Samarcande by Amin Maalouf

Samarcande by Amin Maalouf

Auteur:Amin Maalouf [Maalouf, Amin]
La langue: fra
Format: epub, mobi
Publié: 2010-10-18T04:00:00+00:00


LIVRE TROIS

La fin du millénaire

Lève-toi, nous avons l’éternité pour dormir !

Omar KHAYYAM.

XXV

Jusqu’à cette page, j’ai peu parlé de moi-même, je tenais à exposer, le plus fidèlement, ce que le Manuscrit de Samarcande révèle de Khayyam, de ceux qu’il a connus, de quelques événements qu’il a côtoyés. Reste à dire de quelle façon cet ouvrage égaré au temps des Mongols a reparu au cœur de notre époque, au travers de quelles aventures j’ai pu en prendre possession, et, commençons là, par quel facétieux hasard j’ai appris son existence.

J’ai déjà mentionné mon nom, Benjamin 0. Lesage. Malgré la consonance française, héritage d’un aïeul huguenot émigré au siècle de Louis XIV, je suis citoyen américain, natif d’Annapolis, dans le Maryland, sur la baie de Chesapeake, modeste bras de l’Atlantique. Mes rapports avec la France ne se limitent pourtant pas à cette lointaine ascendance, mon père s’est appliqué à les renouveler. Il avait toujours fait preuve d’une douce obsession concernant ses origines. Il avait noté dans son cahier d’écolier : « Mon arbre généalogique aurait-il donc été abattu pour construire un radeau de fugitifs ! » et s’était mis à l’étude du français. Puis, avec émotion et solennité, il avait traversé l’Atlantique dans le sens inverse des aiguilles du temps.

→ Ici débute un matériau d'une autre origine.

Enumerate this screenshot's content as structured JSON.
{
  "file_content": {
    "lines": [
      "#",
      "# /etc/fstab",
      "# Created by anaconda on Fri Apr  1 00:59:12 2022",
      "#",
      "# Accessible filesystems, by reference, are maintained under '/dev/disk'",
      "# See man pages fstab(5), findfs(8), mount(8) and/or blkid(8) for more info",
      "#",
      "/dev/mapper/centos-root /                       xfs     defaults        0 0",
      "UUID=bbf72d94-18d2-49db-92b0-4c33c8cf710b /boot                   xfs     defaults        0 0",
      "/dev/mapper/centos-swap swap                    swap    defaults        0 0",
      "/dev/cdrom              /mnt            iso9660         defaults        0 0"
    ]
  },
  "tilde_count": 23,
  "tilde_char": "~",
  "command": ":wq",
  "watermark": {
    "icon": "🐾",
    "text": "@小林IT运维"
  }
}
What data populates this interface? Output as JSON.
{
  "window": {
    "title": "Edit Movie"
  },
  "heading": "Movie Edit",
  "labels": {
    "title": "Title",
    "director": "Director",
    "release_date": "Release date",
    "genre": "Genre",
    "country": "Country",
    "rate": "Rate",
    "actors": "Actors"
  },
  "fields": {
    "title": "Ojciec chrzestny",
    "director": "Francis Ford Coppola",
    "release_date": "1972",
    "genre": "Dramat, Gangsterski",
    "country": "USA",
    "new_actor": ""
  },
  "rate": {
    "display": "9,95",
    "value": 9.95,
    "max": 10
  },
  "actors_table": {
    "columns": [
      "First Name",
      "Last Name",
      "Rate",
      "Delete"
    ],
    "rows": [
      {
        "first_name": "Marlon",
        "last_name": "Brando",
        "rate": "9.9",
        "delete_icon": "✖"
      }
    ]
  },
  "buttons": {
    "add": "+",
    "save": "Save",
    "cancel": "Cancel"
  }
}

Trop mal ou trop bien choisie fut son année de pèlerinage. Il quitta New York le 9 juillet 1870 à bord du Scotia ; il atteignit Cherbourg le 18, était à Paris le 19 au soir — la guerre avait été déclarée à midi. Retraite, débâcle, invasion, famine, Commune, massacres, jamais mon père ne devait vivre une année plus intense, elle resterait son plus beau souvenir. Pourquoi le nier ? il est une joie perverse à se trouver dans une ville assiégée, les barrières tombent quand s’élèvent les barricades, hommes et femmes retrouvent les joies du clan primitif. Que de fois, à Annapolis, autour de l’inévitable dinde des fêtes, père et mère évoquaient avec émotion la pièce de trompe d’éléphant qu’ils avaient partagée le soir du nouvel an parisien, achetée quarante francs la livre chez Roos, le boucher anglais du boulevard Haussmann !

Ils venaient de se fiancer, ils devaient se marier un an plus tard, la guerre avait parrainé leur bonheur. « Dès mon arrivée à Paris, se souvenait mon père, j’avais pris l’habitude de me rendre le matin au café Riche, boulevard des Italiens. Avec une pile de journaux, le Temps, le Gaulois, le Figaro, la Presse, je m’attablais, lisant chaque ligne, notant discrètement sur un calepin les mots que je n’arrivais pas à comprendre, « guête » ou « moblot », de manière à pouvoir, de retour à mon hôtel, interroger l’érudit concierge.

Le troisième jour, un homme à la moustache grise vint s’asseoir à la table voisine. Il avait sa propre pile de journaux, mais il la délaissa bientôt pour m’observer ; il avait une question au bout des lèvres. N’y tenant plus, il m’interpella, la voix enrouée, une main refermée sur la crosse de sa canne, l’autre pianotant nerveusement sur le marbre mouillé.